One of the primary problems in new drug discovery for TB is the selection of appropriate targets that will have a therapeutic impact and kill the bacteria. This project seeks to screen for activity against whole cells of Mtb and then use these as starting points for target identification. By performing a variety of screens against Mtb under in vivo-relevant conditions (such as hypoxia, growth on lipid sources, and starvation), we have started assembling a “toolbox” of compounds that specifically inhibit growth of the pathogen under these conditions. One unique source of compounds is the “grey-layer” decomposition zone deep within sphagnum bogs (peat moss). This environment is highly acidic and microaerophilic, similar to that within human lungs where Mtb is thought to reside. Natural selection has endowed other microorganisms living in these nutrient-bare sphagnum areas with the ability to compete with endogenous slow-growing mycobacteria for these scarce nutrients by secreting secondary metabolites. Using microarray analysis and whole genome re-sequencing to identify the targets of these compounds, we can then identify potentially druggable leads.

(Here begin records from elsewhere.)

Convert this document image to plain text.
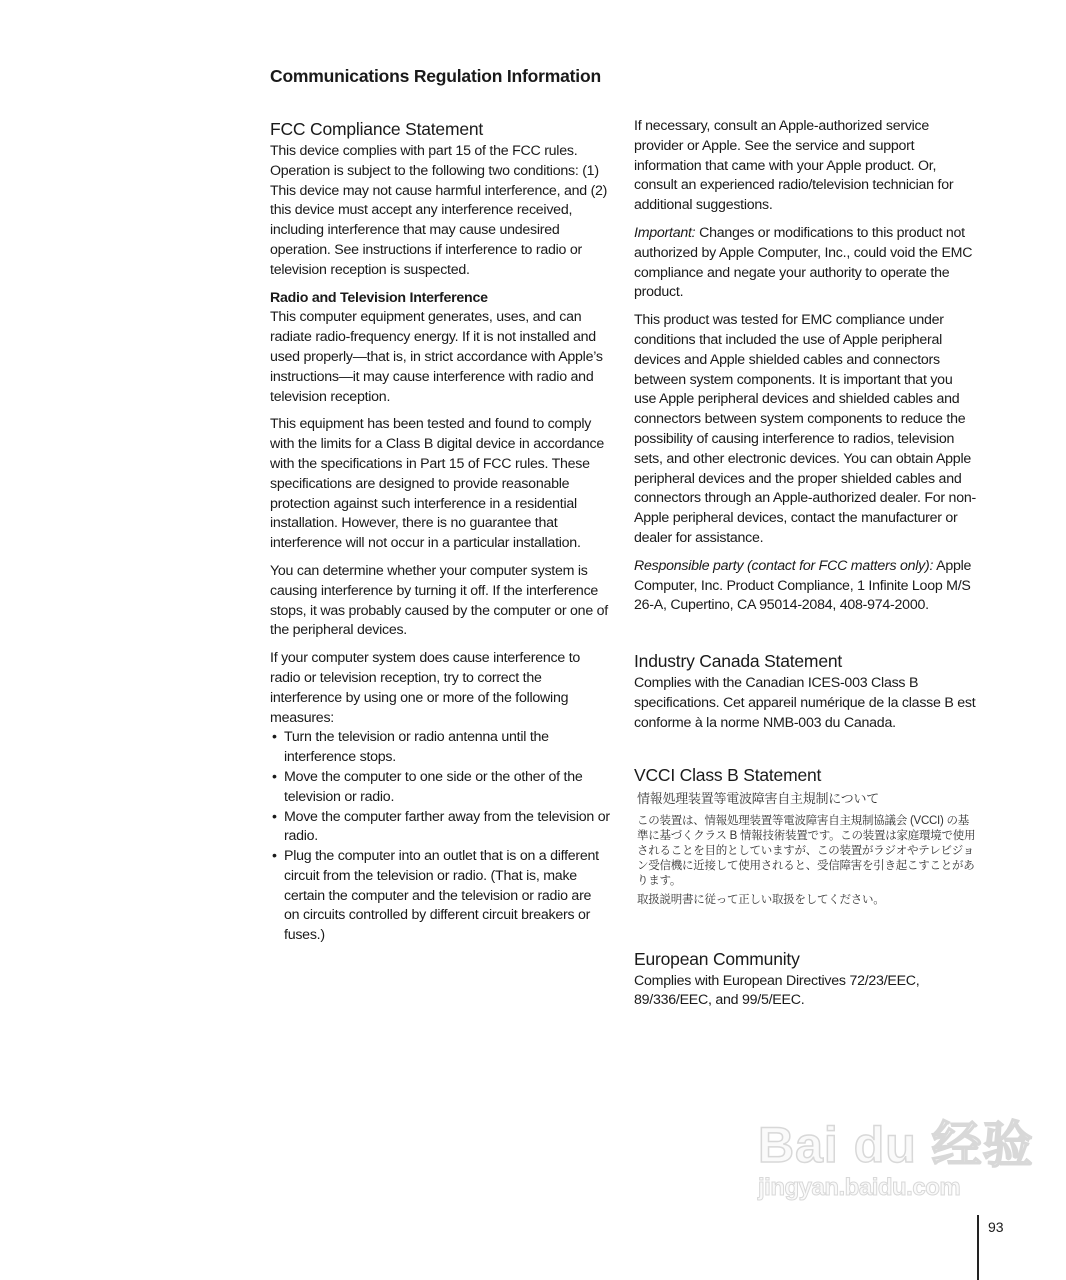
Communications Regulation Information
FCC Compliance Statement

This device complies with part 15 of the FCC rules. Operation is subject to the following two conditions: (1) This device may not cause harmful interference, and (2) this device must accept any interference received, including interference that may cause undesired operation. See instructions if interference to radio or television reception is suspected.

Radio and Television Interference

This computer equipment generates, uses, and can radiate radio-frequency energy. If it is not installed and used properly—that is, in strict accordance with Apple’s instructions—it may cause interference with radio and television reception.

This equipment has been tested and found to comply with the limits for a Class B digital device in accordance with the specifications in Part 15 of FCC rules. These specifications are designed to provide reasonable protection against such interference in a residential installation. However, there is no guarantee that interference will not occur in a particular installation.

You can determine whether your computer system is causing interference by turning it off. If the interference stops, it was probably caused by the computer or one of the peripheral devices.

If your computer system does cause interference to radio or television reception, try to correct the interference by using one or more of the following measures:

• Turn the television or radio antenna until the interference stops.
• Move the computer to one side or the other of the television or radio.
• Move the computer farther away from the television or radio.
• Plug the computer into an outlet that is on a different circuit from the television or radio. (That is, make certain the computer and the television or radio are on circuits controlled by different circuit breakers or fuses.)

If necessary, consult an Apple-authorized service provider or Apple. See the service and support information that came with your Apple product. Or, consult an experienced radio/television technician for additional suggestions.

Important: Changes or modifications to this product not authorized by Apple Computer, Inc., could void the EMC compliance and negate your authority to operate the product.

This product was tested for EMC compliance under conditions that included the use of Apple peripheral devices and Apple shielded cables and connectors between system components. It is important that you use Apple peripheral devices and shielded cables and connectors between system components to reduce the possibility of causing interference to radios, television sets, and other electronic devices. You can obtain Apple peripheral devices and the proper shielded cables and connectors through an Apple-authorized dealer. For non-Apple peripheral devices, contact the manufacturer or dealer for assistance.

Responsible party (contact for FCC matters only): Apple Computer, Inc. Product Compliance, 1 Infinite Loop M/S 26-A, Cupertino, CA 95014-2084, 408-974-2000.

Industry Canada Statement

Complies with the Canadian ICES-003 Class B specifications. Cet appareil numérique de la classe B est conforme à la norme NMB-003 du Canada.

VCCI Class B Statement
情報処理装置等電波障害自主規制について
この装置は、情報処理装置等電波障害自主規制協議会 (VCCI) の基準に基づくクラス B 情報技術装置です。この装置は家庭環境で使用されることを目的としていますが、この装置がラジオやテレビジョン受信機に近接して使用されると、受信障害を引き起こすことがあります。
取扱説明書に従って正しい取扱をしてください。
European Community

Complies with European Directives 72/23/EEC, 89/336/EEC, and 99/5/EEC.

Bai du 经验
jingyan.baidu.com
93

TRS is also working with the Natural Products Branch of the NCI to screen and evaluate their new collection of over 1 million natural products contained in the NCI Program for Natural Product Discovery (NPNPD) Prefractionated Library.

TB Drug Accelerator

TRS works closely with the TB Drug Accelerator program of the Bill and Melinda Gates Foundation (https://globalhealthprogress.org/collaboration/tb-drug-accelerator-program/). We have a newly upgraded high-throughput screening facility within a Biosafety Level 3 containment suite that is routinely used to screen large compound libraries from collaborators (DDU, MRL). In addition, we conduct mechanism of action studies and formal hit assessment activities including a medicinal chemistry program to develop novel TB drugs.

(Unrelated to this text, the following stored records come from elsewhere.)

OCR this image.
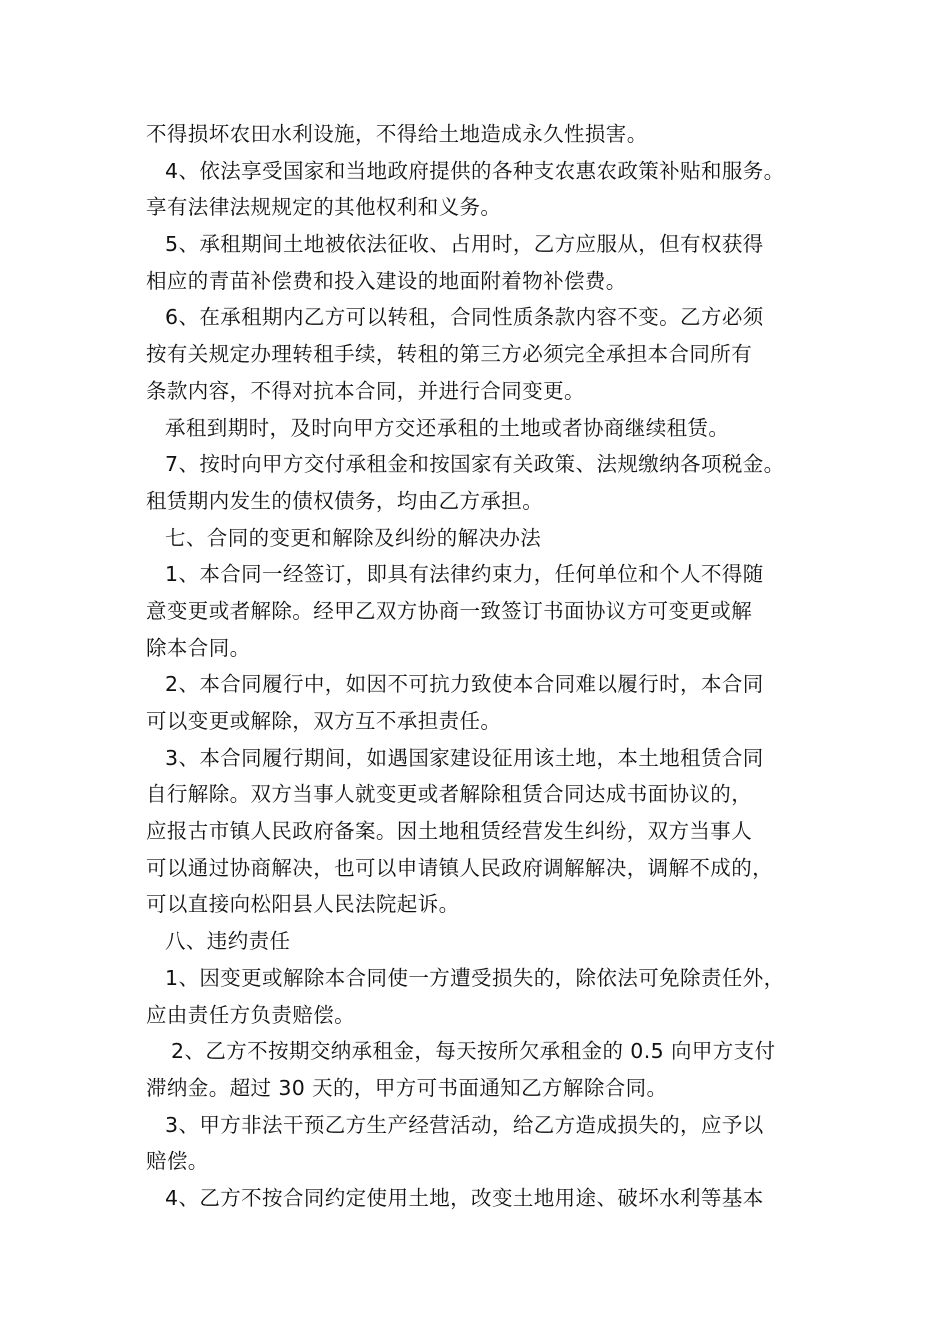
不得损坏农田水利设施，不得给土地造成永久性损害。
4、依法享受国家和当地政府提供的各种支农惠农政策补贴和服务。
享有法律法规规定的其他权利和义务。
5、承租期间土地被依法征收、占用时，乙方应服从，但有权获得
相应的青苗补偿费和投入建设的地面附着物补偿费。
6、在承租期内乙方可以转租，合同性质条款内容不变。乙方必须
按有关规定办理转租手续，转租的第三方必须完全承担本合同所有
条款内容，不得对抗本合同，并进行合同变更。
承租到期时，及时向甲方交还承租的土地或者协商继续租赁。
7、按时向甲方交付承租金和按国家有关政策、法规缴纳各项税金。
租赁期内发生的债权债务，均由乙方承担。
七、合同的变更和解除及纠纷的解决办法
1、本合同一经签订，即具有法律约束力，任何单位和个人不得随
意变更或者解除。经甲乙双方协商一致签订书面协议方可变更或解
除本合同。
2、本合同履行中，如因不可抗力致使本合同难以履行时，本合同
可以变更或解除，双方互不承担责任。
3、本合同履行期间，如遇国家建设征用该土地，本土地租赁合同
自行解除。双方当事人就变更或者解除租赁合同达成书面协议的，
应报古市镇人民政府备案。因土地租赁经营发生纠纷，双方当事人
可以通过协商解决，也可以申请镇人民政府调解解决，调解不成的，
可以直接向松阳县人民法院起诉。
八、违约责任
1、因变更或解除本合同使一方遭受损失的，除依法可免除责任外，
应由责任方负责赔偿。
2、乙方不按期交纳承租金，每天按所欠承租金的 0.5 向甲方支付
滞纳金。超过 30 天的，甲方可书面通知乙方解除合同。
3、甲方非法干预乙方生产经营活动，给乙方造成损失的，应予以
赔偿。
4、乙方不按合同约定使用土地，改变土地用途、破坏水利等基本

We are also using a high throughput screening (HTS) robot to help quickly screen for potential drug targets that are revealed as necessary for Mtb survival under a range of growth conditions. These conditions, such as hypoxia, starvation, etc., mimic conditions that Mtb might encounter during the course of disease in a human host. We have adopted a quantitative HTS approach that screens all compounds as a titration series in order to get dose-response curves. The targets inhibited by these compound hits are subsequently identified by a variety of methods, including microarray analysis to compare profiles to our existing database of drug-induced transcriptional profiles, whole genome sequencing of resistant mutants, and macromolecular incorporation assays. Thus, the multitude of hits that are identified by HTS will enable the rapid discovery of multiple inhibitor-susceptible pathways that contain steps that are bottlenecks in the metabolism essential for survival under these conditions.

As part of this program, TRS recently concluded a partnership lead optimization program with MRL to develop a TB-specific oxazolidinone similar to linezolid without the known safety risks associated with mitochondrial toxicity. This program resulted in a candidate molecule that is about to begin clinical testing.